La fresque a été commandée par Agostino Chigi, banquier d'origine siennoise, l'un des hommes les plus riches de son temps. Sa fortune lui permet d'être l'un des acteurs essentiels à Rome au début du XVIe siècle. Il fait construire une villa dans les faubourgs de la ville, sur les bords du Tibre, par l'architecte Baldassare Peruzzi. Elle est connue aujourd'hui sous le nom de villa Farnèse, du nom de ses propriétaires suivants, les Farnèse. Toute la péninsule italienne voit fleurir ces résidences, qui sont aussi des lieux de plaisir et de fête. Le rez-de-chaussée de la villa Farnésine compte deux loggias donnant sur le jardin : l'une est dédiée à Galatée image 1, l'autre à Psyché image 2. Raphaël et d'autres artistes prestigieux, comme Sebastiano del Piombo, sont sollicités pour décorer la demeure.

Les Métamorphoses d'Ovide

L'histoire de la nymphe Galatée est relatée dans Les Métamorphoses d'Ovide, texte latin du Ier siècle de notre ère, maintes fois réédité depuis la Renaissance. Dès la fin du XVe siècle, ce récit est la principale source d'inspiration des artistes en quête de sujets mythologiques. Galatée, amoureuse d'Acis, suscite la passion du cyclope Polyphème. Celui-ci, jaloux de l'amour que la nymphe porte à Acis, tente de tuer le jeune homme qui se transforme en fleuve pour échapper à la colère de Polyphème.
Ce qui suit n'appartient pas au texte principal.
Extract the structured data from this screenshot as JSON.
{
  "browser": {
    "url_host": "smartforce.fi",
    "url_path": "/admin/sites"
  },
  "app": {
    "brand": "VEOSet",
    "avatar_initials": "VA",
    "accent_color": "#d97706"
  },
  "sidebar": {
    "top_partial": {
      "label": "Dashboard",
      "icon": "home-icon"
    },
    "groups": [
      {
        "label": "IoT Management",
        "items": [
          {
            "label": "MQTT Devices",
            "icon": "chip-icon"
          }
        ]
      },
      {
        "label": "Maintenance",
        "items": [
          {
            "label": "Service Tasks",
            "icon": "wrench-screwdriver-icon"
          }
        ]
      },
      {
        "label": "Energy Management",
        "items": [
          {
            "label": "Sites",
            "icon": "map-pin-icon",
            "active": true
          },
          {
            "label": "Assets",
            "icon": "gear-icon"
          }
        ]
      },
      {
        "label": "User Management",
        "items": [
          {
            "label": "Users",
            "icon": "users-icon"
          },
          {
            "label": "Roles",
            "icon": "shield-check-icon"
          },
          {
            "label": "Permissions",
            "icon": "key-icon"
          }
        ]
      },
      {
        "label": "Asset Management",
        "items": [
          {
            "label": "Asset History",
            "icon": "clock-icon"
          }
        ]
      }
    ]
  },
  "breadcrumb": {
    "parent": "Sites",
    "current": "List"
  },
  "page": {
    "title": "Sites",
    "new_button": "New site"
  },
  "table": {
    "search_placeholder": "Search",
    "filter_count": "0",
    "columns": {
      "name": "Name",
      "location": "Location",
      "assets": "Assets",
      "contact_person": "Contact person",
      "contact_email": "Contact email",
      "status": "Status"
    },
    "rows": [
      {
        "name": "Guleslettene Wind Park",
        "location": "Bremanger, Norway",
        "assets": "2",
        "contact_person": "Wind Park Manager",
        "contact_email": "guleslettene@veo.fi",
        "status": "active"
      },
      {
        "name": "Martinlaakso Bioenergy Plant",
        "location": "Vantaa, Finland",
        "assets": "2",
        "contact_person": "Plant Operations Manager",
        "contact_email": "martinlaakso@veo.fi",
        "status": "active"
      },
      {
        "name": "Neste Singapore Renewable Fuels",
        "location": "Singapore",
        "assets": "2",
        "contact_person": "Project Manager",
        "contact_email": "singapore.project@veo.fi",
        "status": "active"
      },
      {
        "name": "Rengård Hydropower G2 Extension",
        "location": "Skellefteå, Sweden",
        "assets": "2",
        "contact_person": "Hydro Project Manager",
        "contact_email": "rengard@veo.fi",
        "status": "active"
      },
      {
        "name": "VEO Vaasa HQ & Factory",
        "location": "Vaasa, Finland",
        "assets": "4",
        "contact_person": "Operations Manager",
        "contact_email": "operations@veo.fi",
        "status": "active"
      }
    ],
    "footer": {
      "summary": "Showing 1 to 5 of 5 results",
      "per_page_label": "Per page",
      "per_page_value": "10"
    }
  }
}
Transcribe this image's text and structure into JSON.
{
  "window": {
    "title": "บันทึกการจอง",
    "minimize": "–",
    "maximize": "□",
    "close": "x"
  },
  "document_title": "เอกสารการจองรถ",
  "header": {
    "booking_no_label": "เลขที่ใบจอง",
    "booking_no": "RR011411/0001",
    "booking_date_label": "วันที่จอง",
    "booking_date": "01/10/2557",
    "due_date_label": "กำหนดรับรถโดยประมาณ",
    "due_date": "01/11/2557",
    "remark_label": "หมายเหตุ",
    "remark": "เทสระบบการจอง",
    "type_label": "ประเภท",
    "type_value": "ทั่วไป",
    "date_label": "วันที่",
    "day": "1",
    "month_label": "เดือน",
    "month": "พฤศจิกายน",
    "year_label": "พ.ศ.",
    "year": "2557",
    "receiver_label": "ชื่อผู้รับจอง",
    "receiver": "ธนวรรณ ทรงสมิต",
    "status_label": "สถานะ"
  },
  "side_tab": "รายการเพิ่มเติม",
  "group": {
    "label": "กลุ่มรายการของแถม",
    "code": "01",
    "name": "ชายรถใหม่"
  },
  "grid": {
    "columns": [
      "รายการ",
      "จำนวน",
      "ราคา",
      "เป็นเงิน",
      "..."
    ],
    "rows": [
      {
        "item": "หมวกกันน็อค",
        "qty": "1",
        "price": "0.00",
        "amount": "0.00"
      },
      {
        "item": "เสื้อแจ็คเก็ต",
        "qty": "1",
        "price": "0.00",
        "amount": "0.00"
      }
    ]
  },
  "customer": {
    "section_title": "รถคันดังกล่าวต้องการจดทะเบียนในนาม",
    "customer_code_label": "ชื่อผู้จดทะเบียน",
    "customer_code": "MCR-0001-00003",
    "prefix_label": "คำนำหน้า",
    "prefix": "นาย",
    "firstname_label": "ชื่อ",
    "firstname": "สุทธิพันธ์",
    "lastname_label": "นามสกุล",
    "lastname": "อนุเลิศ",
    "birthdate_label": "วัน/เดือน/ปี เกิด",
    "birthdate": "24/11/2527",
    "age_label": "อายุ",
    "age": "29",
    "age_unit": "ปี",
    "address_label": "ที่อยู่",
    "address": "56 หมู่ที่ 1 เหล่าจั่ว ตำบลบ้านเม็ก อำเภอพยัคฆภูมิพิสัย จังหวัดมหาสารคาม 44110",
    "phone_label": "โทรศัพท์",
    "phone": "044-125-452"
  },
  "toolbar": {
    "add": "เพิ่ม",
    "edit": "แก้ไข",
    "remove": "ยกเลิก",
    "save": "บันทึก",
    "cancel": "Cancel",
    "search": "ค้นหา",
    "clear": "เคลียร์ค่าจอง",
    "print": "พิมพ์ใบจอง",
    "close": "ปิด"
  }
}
La fresque de Raphaël se situe à côté d'une œuvre de Sebastiano del Piombo représentant le cyclope image 3. Bien qu'ayant conçu les deux images séparément, les artistes évoquent l'esprit de l'histoire racontée par Ovide sans vraiment l'illustrer : Polyphème se tourne vers le rivage, comme s'il cherchait Galatée, tandis que celle-ci, indifférente au cyclope et entourée d'un cortège marin, regarde vers le ciel image b. À la demande de Chigi, l'ensemble de l'ornementation des deux loggias évoque la passion et la sensualité amoureuse, donnant à la villa Farnésine l'un des premiers grands décors profanes à sujet sensuel.

À la gloire du corps nu

Le sujet inspiré de la mythologie antique devient prétexte à la représentation idéale du corps nu. La sculpture antique, redécouverte à cette époque, sert de modèle aux artistes image 4.

Contrastant avec la pudeur de Galatée, le cortège marin est un florilège d'anatomies variées évoquant parfois très directement la sensualité, comme le couple de gauche représentant un triton entreprenant et une nymphe à la poitrine largement dévoilée. La diversité des couleurs rend compte des différents types de carnations, plus claires pour les femmes. Les corps, représentés dans toutes les positions, démontrent la virtuosité du peintre dans la description des anatomies et la richesse de son imagination dans l'évocation de personnages mi-hommes mi-animaux. La fantaisie de l'artiste s'affirme dans l'humour avec lequel il décrit les joues gonflées des tritons et le malicieux petit amour caché derrière un nuage. Celui-ci tient prête la réserve de flèches des trois cupidons qui visent Galatée. Ce sont bien sûr les flèches de l'amour, et non pas celles de la guerre ! Quiconque les reçoit tombe amoureux.

Un modèle d'harmonie

La sensualité de cette peinture est tempérée par l'équilibre de la composition, modèle de mesure classique typique de l'œuvre de Raphaël.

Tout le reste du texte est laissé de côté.